ABSTRACT

Like the rest of post-independence Timor Leste the spectre and expectation of development looms large in Baucau, the municipal hub of the east and the nation’s second largest city.2 Yet in this ‘in desperate need of development’ economy, less discernible to the unacquainted is the fact that the customary processes of exchange and inclusive sociality tracked in the pages of this book are equally enmeshed in complicated relationships with the formal state and capitalist sector. In this chapter I explore the renaissance of custom in Baucau town and surrounds and its many challenges. I begin with a discussion of the issues which confronted customary water governance in the late twentieth century and then examine the independence-era reassertion of ancestral identities and relationships. Through all of this I shed light on the multiple ways these worlds are being (re)negotiated ‘cleaving’ together and apart with powerfully discursive alternative practices and relational materialities (Lavau 2013).
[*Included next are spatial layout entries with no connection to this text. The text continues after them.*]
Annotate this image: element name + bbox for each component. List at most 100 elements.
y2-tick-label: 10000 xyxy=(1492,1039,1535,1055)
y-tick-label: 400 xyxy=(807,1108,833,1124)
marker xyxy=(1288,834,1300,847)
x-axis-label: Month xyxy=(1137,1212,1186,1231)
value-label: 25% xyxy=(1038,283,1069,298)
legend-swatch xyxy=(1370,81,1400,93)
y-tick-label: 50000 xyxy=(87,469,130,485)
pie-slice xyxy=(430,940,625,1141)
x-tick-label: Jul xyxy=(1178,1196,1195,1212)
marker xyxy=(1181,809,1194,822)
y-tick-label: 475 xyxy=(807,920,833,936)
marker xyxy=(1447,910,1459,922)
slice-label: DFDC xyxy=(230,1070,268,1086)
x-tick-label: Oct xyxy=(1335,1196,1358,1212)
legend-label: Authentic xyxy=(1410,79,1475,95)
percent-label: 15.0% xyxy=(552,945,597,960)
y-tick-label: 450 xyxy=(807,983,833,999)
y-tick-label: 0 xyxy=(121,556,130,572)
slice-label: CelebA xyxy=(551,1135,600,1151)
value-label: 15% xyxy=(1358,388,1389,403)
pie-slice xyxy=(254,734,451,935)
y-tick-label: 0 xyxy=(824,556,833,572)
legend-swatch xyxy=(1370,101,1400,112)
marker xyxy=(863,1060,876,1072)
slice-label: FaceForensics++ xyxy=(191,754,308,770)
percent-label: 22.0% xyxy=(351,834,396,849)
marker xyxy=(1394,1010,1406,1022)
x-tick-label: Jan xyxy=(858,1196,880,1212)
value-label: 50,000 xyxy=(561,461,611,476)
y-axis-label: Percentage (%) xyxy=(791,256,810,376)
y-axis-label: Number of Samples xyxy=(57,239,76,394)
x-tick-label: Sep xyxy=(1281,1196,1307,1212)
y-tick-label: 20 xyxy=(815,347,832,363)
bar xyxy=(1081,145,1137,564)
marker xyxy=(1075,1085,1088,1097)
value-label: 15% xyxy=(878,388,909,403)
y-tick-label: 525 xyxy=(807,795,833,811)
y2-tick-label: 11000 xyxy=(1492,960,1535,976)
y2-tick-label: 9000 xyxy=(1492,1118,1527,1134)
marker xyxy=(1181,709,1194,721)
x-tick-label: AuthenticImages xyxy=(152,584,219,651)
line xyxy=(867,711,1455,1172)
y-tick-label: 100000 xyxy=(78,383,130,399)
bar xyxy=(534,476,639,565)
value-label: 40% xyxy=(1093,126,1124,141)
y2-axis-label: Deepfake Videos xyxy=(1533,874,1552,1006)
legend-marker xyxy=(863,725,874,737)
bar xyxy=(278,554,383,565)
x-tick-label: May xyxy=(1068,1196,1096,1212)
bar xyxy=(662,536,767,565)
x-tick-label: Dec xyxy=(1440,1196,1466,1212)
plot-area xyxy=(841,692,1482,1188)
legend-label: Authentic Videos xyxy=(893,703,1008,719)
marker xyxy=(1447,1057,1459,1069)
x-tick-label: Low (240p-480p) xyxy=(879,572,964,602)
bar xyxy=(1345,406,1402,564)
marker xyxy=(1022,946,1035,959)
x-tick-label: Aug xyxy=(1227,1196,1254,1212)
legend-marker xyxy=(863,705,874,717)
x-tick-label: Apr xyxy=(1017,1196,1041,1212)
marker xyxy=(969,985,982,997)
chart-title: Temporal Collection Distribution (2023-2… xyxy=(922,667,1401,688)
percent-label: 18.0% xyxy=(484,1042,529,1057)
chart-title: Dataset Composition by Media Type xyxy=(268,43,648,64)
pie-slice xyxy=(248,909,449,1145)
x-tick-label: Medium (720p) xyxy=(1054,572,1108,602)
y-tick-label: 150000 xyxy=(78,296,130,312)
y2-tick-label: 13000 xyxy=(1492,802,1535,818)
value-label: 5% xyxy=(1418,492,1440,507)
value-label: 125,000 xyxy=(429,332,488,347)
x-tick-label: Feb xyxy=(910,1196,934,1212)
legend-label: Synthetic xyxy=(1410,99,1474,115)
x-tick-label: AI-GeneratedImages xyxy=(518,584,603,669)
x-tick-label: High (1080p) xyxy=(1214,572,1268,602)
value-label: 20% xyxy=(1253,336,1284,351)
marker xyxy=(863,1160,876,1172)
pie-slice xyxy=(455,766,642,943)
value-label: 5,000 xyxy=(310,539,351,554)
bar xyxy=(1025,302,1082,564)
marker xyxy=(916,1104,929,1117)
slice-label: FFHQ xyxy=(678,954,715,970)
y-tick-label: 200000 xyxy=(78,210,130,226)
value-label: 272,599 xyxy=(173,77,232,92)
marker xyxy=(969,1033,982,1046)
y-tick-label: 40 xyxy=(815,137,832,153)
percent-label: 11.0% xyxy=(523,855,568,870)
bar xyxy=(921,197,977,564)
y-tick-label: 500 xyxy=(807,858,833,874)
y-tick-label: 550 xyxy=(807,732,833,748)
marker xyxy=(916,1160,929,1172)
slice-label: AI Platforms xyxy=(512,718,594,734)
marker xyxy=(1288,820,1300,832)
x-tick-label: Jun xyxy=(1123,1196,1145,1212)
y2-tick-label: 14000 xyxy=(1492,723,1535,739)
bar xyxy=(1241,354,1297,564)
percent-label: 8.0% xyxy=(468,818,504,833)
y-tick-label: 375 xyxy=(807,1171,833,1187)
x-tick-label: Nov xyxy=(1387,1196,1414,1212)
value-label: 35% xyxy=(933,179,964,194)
I also examine the ways in which the substantial resources invested to build community-based water supply systems and carry out hydrogeological research have to date elided substantive consideration of the complex socio-ecological variables impacting on the use and management of water resources in this particular karstic zone. During my fieldwork for this book, the Timorese government (in association with USAID) was developing new land and property laws and trialling a process of land registration to further demarcate property and create secure land markets, particularly in urban areas (Rede Ba Rai 2013; Fitzpatrick et al. 2012). Another part of the bureaucracy was working with international advisers to draft new national water laws and policies (Jackson and Palmer 2012). This meant that as local peoples were embracing their freedom to reconstitute their ancestral traditions and invigorate relations among themselves, they were also drawn into processes which sought to define land and resources through new systems of abstraction, legibility and value. Despite the land registration trial being limited to urban Baucau, the consequence of this discursive intervention across the zone was that a new emergence was underway: ‘agora rai folin iha’ (‘now the land has a price’). The immediate effect of the new laws was to enhance the power of the state to ‘purchase’ long-term leases or expropriate lands for development (Rede Ba Rai 2013; Stead 2014). Such a powerfully

discursive set of practices overlaid existing relational processes with new tensions. In Baucau, the result has been disquiet, simmering anxiety and even violence between local residents, neighbours and families. Sub-village heads say they are now called to intervene and mediate in an unprecedented number of local property disputes. At the same time as new land titling processes are being trialled, made legible and passed into law, district administrators and their national level counterparts eagerly encourage and plan for development and international investment in the district. Village heads are asked to support particular development visions often prior to community ‘socialization’, and this inadequate ‘consultation’ leaves many villagers uninformed and embittered. District administrators meanwhile are hopeful that new national political administrative laws will drive a municipal makeover. Amidst this milieu of aspirational rhetoric and weak consultation, national and international aid agencies roll out a bewildering and repetitive suite of ‘global best practice’ development programmes aimed at improving wellbeing, livelihood capacities and local governance (cf. Peake 2013; Shepherd 2013). In all this planning for economic development, to deliver services, to build local capacity, to create jobs and wellbeing, the formal sector continually ignores or underestimates the extant capacities for active economic engagement, social and environmental governance which is manifest in the customary economy. While some customary practices may be recognized in rural development initiatives, this recognition is routinely dichotomized against urban enclaves such as Baucau which are imagined to harbour only remnant traditions (see ARD 2008; Costin and Powell 2006). Yet the discursive sidelining of the customary economy and attachments to place does not mean that they go away. As we saw in the previous chapter, customary understandings of exchange and ‘inclusive sociality’ are very much ongoing concerns in both rural and urban areas. To understand both the commitment to, and the halting re-emergence of, such ritual relationships in the independence era, below I examine the succession of late colonial ‘developments’ that have impacted on Baucau’s water supply and customary governance.